The process for triggering Article 50 is also clear following the conclusion of the legal process and the commencement of parliamentary proceedings. It now seems very likely Theresa May will be able to meet her self-imposed deadline of 31 March for triggering Article 50.
At that point, the game changes. Brexit will no longer be the domestic-focused, inward-looking debate we have seen so far. It will be a two-way process, with EU views on what should happen carrying at least as much weight as UK views.
The prices of Theresa May’s objectives – securing control of immigration, stopping significant financial contributions, ending the jurisdiction of the European Court of Justice and enabling the UK to agree its own bilateral trade deals – will start to become clear.
And yet meaningful negotiations will not really get going until new governments are elected in the France and Germany later this year.

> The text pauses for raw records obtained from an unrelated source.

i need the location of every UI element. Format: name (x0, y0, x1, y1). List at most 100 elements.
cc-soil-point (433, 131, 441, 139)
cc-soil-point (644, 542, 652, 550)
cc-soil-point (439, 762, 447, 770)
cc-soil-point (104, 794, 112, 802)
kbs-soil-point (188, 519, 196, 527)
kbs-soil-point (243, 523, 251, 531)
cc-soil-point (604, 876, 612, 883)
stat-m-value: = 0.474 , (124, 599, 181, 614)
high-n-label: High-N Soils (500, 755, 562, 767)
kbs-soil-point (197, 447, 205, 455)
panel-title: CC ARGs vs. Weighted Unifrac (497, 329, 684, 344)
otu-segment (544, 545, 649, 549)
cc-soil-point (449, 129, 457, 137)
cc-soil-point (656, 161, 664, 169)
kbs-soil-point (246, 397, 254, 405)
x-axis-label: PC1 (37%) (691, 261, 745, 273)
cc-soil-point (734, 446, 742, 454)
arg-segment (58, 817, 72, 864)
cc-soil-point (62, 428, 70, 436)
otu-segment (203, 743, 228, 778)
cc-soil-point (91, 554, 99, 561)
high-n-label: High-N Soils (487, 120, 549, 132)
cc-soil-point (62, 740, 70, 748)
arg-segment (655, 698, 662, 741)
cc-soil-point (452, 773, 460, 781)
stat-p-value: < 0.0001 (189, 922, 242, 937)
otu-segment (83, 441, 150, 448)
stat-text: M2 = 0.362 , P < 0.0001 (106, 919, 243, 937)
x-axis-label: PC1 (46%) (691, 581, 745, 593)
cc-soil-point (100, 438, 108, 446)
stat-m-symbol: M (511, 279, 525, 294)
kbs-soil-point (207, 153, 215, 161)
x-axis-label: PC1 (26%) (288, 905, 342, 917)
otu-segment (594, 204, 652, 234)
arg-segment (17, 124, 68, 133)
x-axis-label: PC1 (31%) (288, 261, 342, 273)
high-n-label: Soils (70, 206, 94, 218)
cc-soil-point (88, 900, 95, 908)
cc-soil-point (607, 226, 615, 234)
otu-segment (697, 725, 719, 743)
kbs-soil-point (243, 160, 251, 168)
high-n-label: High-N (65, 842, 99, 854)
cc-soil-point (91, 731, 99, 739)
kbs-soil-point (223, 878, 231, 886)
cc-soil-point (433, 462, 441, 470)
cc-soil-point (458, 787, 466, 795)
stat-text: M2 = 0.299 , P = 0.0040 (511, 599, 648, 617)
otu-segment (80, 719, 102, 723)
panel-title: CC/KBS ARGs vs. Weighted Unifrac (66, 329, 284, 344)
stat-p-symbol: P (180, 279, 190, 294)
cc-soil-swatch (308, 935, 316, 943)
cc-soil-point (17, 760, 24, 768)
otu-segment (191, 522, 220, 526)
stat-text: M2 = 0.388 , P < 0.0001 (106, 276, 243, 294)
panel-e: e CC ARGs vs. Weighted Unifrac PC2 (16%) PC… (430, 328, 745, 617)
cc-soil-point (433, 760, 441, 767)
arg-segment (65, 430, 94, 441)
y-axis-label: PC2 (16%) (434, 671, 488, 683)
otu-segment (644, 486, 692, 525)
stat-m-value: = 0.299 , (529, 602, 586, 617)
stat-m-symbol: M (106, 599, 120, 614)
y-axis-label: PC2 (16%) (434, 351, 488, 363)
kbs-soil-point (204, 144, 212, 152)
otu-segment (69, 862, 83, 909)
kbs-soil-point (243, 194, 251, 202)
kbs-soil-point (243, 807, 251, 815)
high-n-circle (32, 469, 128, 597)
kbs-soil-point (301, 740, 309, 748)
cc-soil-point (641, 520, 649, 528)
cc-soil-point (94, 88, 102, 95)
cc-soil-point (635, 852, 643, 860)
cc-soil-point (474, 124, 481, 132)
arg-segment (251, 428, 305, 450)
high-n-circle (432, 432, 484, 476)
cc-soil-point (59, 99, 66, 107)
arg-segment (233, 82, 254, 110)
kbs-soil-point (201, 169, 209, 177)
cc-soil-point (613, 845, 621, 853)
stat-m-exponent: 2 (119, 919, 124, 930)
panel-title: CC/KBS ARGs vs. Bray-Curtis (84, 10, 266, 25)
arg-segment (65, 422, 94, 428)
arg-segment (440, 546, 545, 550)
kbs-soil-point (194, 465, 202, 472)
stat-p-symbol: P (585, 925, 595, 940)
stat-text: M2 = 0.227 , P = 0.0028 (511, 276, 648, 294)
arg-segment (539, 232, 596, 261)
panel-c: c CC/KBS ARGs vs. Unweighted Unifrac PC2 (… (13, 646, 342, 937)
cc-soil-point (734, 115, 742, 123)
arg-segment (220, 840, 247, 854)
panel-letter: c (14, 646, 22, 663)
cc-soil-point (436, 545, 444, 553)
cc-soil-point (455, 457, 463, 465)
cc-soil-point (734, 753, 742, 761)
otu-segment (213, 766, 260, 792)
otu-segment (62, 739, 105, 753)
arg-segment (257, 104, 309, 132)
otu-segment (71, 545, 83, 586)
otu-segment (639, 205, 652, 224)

The window for negotiation will be squeezed at the other end too, given the need to set aside time for ratification of a deal by member states and the European Parliament.
The UK faces an enormous challenge in meeting its goal of agreeing a new free trade agreement with the EU in this time frame, not least as the Commission has so far stubbornly refused to countenance negotiating the future trading relationship in parallel with the withdrawal settlement.
Brexit presents Whitehall and Brussels institutions with an enormous and unprecedented challenges. That was the biggest takeaway from Portland’s event to launch our new publication, Destination Brexit, earlier this month.
The diversity and intensity of opinion among our distinguished panel, including former Justice Secretary Michael Gove and former Foreign Minister of Poland Radek Sikorski, showed there is no silver bullet or amicable resolution in sight.
If the debate in the UK is missing something, it is an appreciation of the impact the EU’s determination to protect its political project, and its hurt feelings at the UK’s rejection, will both have.
The parties in this negotiation will not necessarily act out of rational economic self-interest. There is a bumpy road ahead and the final outcome is still far from clear.
Victoria Dean is partner and head of Portland’s Brexit Unit. Previously head of the Foreign Office’s European directorate, Dean spent the summer on the Government’s Brexit preparations. Prior roles in government also include spokesperson and head of comms for the UK’s representation in Brussels.